For some reason, deaths from cardiovascular disease would skew substantially lower
The same trend happens for the crude death rate by heart disease for age groups. It fits a third-degree polynomial through 2017 only to diverge drastically afterwards.
But in the end the total number of deaths for the last five years of data, 2015 to 2020, is almost exactly what the polynomial would predict.
That is, while the data became erratic, in the number of total deaths were in line with expectations. It’s as if the number of deaths that disappeared in 2018 and 2019 reappeared in 2020.
Similarities to Pre-Pandemic Decline in Elderly Population in Census
The decline in elderly mortality from heart disease also times with the unexpected decline in the elderly population from Census data.
A prior Investigative Economics article highlighted how the population of those over 65 began declining in 2016 after years of growth. In general, the elderly population was predicted to grow with the aging Boomer generation.

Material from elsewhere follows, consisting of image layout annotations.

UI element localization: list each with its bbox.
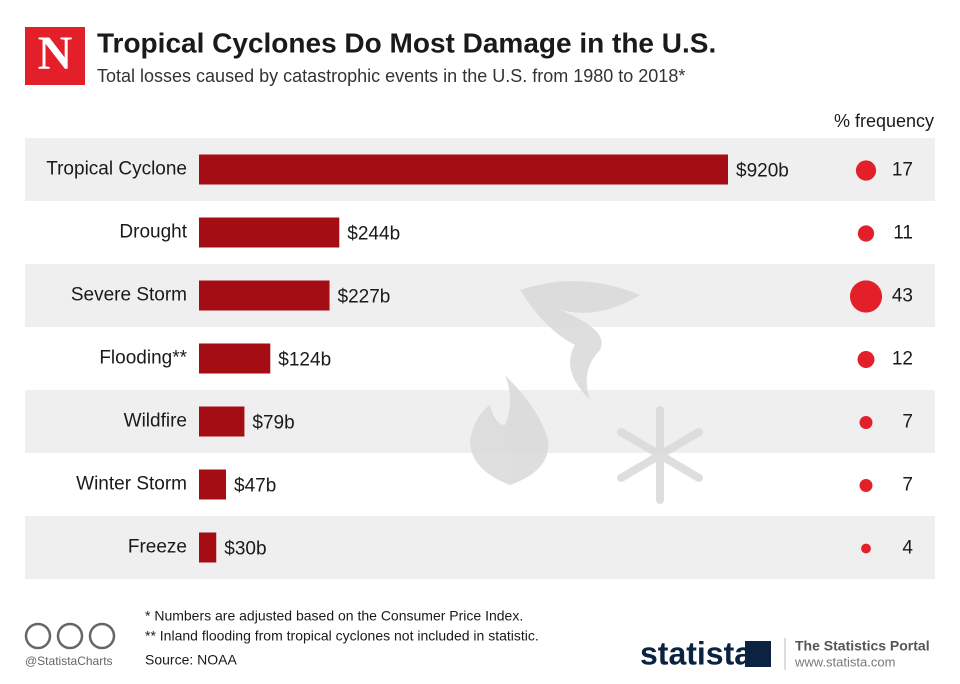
bar: [199, 532, 217, 563]
bar: [199, 343, 271, 374]
bar: [199, 469, 227, 500]
category-label: Drought: [119, 222, 187, 243]
decor: [470, 281, 703, 504]
frequency-dot: [849, 280, 883, 313]
frequency-dot: [857, 225, 875, 242]
value-label: $124b: [278, 350, 331, 371]
category-label: Severe Storm: [71, 285, 187, 306]
frequency-dot: [859, 416, 873, 429]
footnote: ** Inland flooding from tropical cyclone…: [145, 628, 539, 644]
tornado-icon: [520, 281, 640, 400]
bar: [199, 280, 330, 311]
bars: Tropical Cyclone $920b 17 Drought $244b 11 Sev…: [46, 154, 913, 563]
license-icons: [24, 622, 116, 650]
frequency-dot: [861, 543, 871, 554]
frequency-label: 7: [902, 412, 913, 433]
value-label: $920b: [736, 161, 789, 182]
portal: The Statistics Portal: [795, 638, 930, 654]
frequency-label: 17: [892, 160, 913, 181]
value-label: $227b: [338, 287, 391, 308]
category-label: Winter Storm: [76, 474, 187, 495]
frequency-label: 43: [892, 286, 913, 307]
bar: [199, 217, 340, 248]
fire-icon: [470, 375, 549, 485]
frequency-label: 4: [902, 538, 913, 559]
logo-box: [25, 27, 85, 85]
bar: [199, 154, 728, 185]
row-band: [25, 264, 935, 327]
url: www.statista.com: [794, 654, 895, 669]
value-label: $244b: [347, 224, 400, 245]
category-label: Freeze: [128, 537, 187, 558]
frequency-header: % frequency: [834, 111, 934, 131]
value-label: $79b: [252, 413, 294, 434]
frequency-label: 7: [902, 475, 913, 496]
frequency-dot: [855, 160, 877, 181]
frequency-label: 12: [892, 349, 913, 370]
row-band: [25, 516, 935, 579]
bar: [199, 406, 245, 437]
chart-title: Tropical Cyclones Do Most Damage in the …: [97, 27, 716, 58]
value-label: $30b: [224, 539, 266, 560]
category-label: Flooding**: [99, 348, 187, 369]
frequency-dot: [857, 351, 875, 368]
value-label: $47b: [234, 476, 276, 497]
frequency-dot: [859, 479, 873, 492]
category-label: Tropical Cyclone: [46, 159, 187, 180]
source: Source: NOAA: [145, 652, 237, 668]
brand: statista: [640, 635, 752, 671]
frequency-label: 11: [893, 223, 913, 244]
snowflake-icon: [617, 406, 703, 504]
chart-subtitle: Total losses caused by catastrophic even…: [97, 66, 685, 86]
footnote: * Numbers are adjusted based on the Cons…: [145, 608, 523, 624]
handle: @StatistaCharts: [25, 654, 113, 668]
brand-mark: [745, 641, 771, 667]
category-label: Wildfire: [124, 411, 187, 432]
logo: N: [38, 27, 73, 80]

The Census predicted the population to peak around 2030, not 2020.
The discrepancy between the current over-65 population and what it was expected to be based on historic trends is approximately equal to the number of over-65 deaths due to COVID-19.
Few Heart-Related Complications in VAERS Data
Health and Human Services (HHS) maintains a database, the Vaccine Adverse Event Reporting System (VAERS), that collects symptoms following vaccine administration, but there doesn’t appear to be many reports of COVID-19 vaccine-related heart complications in that data.
Certain categories could potentially be related, such as chest pain and an increased heart rate, but the most common symptoms are things like headache, fatigue, pyrexia (fever), pain, chills, nausea, pain in extremity, dizziness, and COVID-19.
COVID-19 was the second most common primary symptom. Of the 1.8 percent of COVID-19 vaccine complications that resulted in the patient dying (14,637 out of 833,463 reported events), the most common reported primary symptoms were similar: chills, headache, dizziness, fatigue, shoulder pain at injection site, and COVID-19.
In total, there are 3,393 reports of myocarditis as a symptom related to the COVID-19 vaccine. While potentially concerning, that’s not much considering that more than 256 million people have received at least one vaccine shot.
The VAERS data has a number of caveats. Anyone can submit a report, and reports are not confirmed. Symptoms are not necessarily related to the vaccine but can be conditions that existed beforehand.